During the summer of 1972 in Italy, 9-year-old Stefano Costantini watched his father, Mario, diligently build a model airplane. For months, Mario worked in his basement, crafting the glider from balsa wood. Stefano dreamed of the day they would launch the masterpiece.
Finally, father and son climbed a hill near their home and found the perfect place for takeoff. Mario launched the plane by hand, and off it went.
That was the last time they ever saw it. Sadly, they never recovered the glider after its inaugural flight. Even so, for Stefano, a love of flying was born.
Model-plane enthusiasts like Stefano, who has lived in Houston since 1979, say there’s nothing like flight. One class of plane that many favor, called gliders or sailplanes, don’t rely on engines. They are made of carbon and other lightweight material and controlled by radio. It takes an understanding of air conditions to keep the plane in the air.
The goal is not to simply launch the plane and watch it glide to the ground; real success is keeping the plane up by capitalizing on air thermals and lift.
These planes aren’t the ones that Santa typically stuffs in kids’ stockings. With these types of gliders, said Stefano, the typical cost is $250 to $1,000.

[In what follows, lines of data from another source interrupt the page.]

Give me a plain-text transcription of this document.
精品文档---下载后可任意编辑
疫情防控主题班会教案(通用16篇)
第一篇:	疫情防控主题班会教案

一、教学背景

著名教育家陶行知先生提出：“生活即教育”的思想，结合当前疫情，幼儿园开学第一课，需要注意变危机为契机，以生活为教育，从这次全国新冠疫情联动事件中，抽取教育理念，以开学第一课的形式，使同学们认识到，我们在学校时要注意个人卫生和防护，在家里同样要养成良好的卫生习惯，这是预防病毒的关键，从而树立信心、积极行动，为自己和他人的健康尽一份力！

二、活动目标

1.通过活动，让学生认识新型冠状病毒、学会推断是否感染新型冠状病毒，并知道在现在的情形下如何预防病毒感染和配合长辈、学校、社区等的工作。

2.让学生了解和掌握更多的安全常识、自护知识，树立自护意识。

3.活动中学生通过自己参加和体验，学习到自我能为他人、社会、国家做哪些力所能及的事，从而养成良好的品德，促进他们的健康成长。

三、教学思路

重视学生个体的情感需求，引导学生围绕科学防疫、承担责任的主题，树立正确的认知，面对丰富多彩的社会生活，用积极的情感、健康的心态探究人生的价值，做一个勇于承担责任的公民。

Stefano, now age 47, still builds and flies model planes and has friends with the same hobby. A member of the Houston Hawks, a remote-controlled soaring club, he flies everything from small hand-launched gliders to larger planes with wingspans greater than 10 feet that require a slingshot-type apparatus for takeoff. Stefano concedes that what began as a hobby has become a bit of an obsession.
“I have too many planes,” Stefano said, laughing. He admits to owning 10 of them.
He is introducing sailplane flying to his own children. His 15-year-old son, Matteo, accompanies him on weekends and has taken part in a local flying competition.
Another enthusiast, Houston Hawk member John Hill, tries to fly each weekend. For him, the greatest part of flying is to be relaxed and surrounded by nature. “There’s just something about having eagles get into the same thermals as my plane and watching them together,” said John, an insurance broker.
He flies his sailplanes about 1,000 feet in elevation. Guided by radio control, the planes get almost out of sight and appear to be no larger than a pinhead.
Native Australian and yacht-broker Thomas Cooke has been flying competitively for nearly 16 years. “My wife usually allows me to do five national competitions each year,” he said.
At competitions, he says, the goal is to maximize flight time and land in the right spot. Competitors hold the radio transmitter in one hand and the glider in the other and launch it by hand, after rotating around in a move that makes them look like Olympic discus throwers.
Once airborne, the transmitter controls the rudder and elevation, but skill keeps the plane in the air. There isn’t much time to find the thermals before the plane ends up on the ground.
“I fly because I love the educational aspect,” said Thomas. “You have to learn to interpret everything around you. It’s about noticing what the insects and birds are doing to figure out where the winds are shifting and find the thermals.”
Orthotist Barry Raborn flies model specialty jets and scale planes. His jets have engines and are built of heavier materials to withstand speeds of nearly 200 miles per hour.
Barry spends about 15 hours each week in the shop over his garage at his Bellaire home, which he calls a “model airplane haven.” He builds some from kits and others from scratch, beginning with model drawings.
Within the tight-knit community of model-airplane fliers, Barry has become known as a local expert. It’s not unusual for people to stop by, looking for help with their latest project. “My shop is definitely the place to be,” Barry says.
An avid competitor, Barry has attended the invitational Top Gun contest in Florida for the last four years. In 2009, he placed sixth in his class flying an F-84 Thunderstreak replica. The original was an American-built fighter-bomber originally flown in the 1950s.
Competitors are judged on the accuracy of the model and how well it flies. Barry spends a great deal of time choosing planes to copy from flight museums. The replicas are so real they even have tiny scale pilots in the cockpit.
As for our Italian father-son duo of Stefano and Mario, perhaps those early building experiences together paid off. Except now they build houses in Houston instead of gliders. At least during the work week.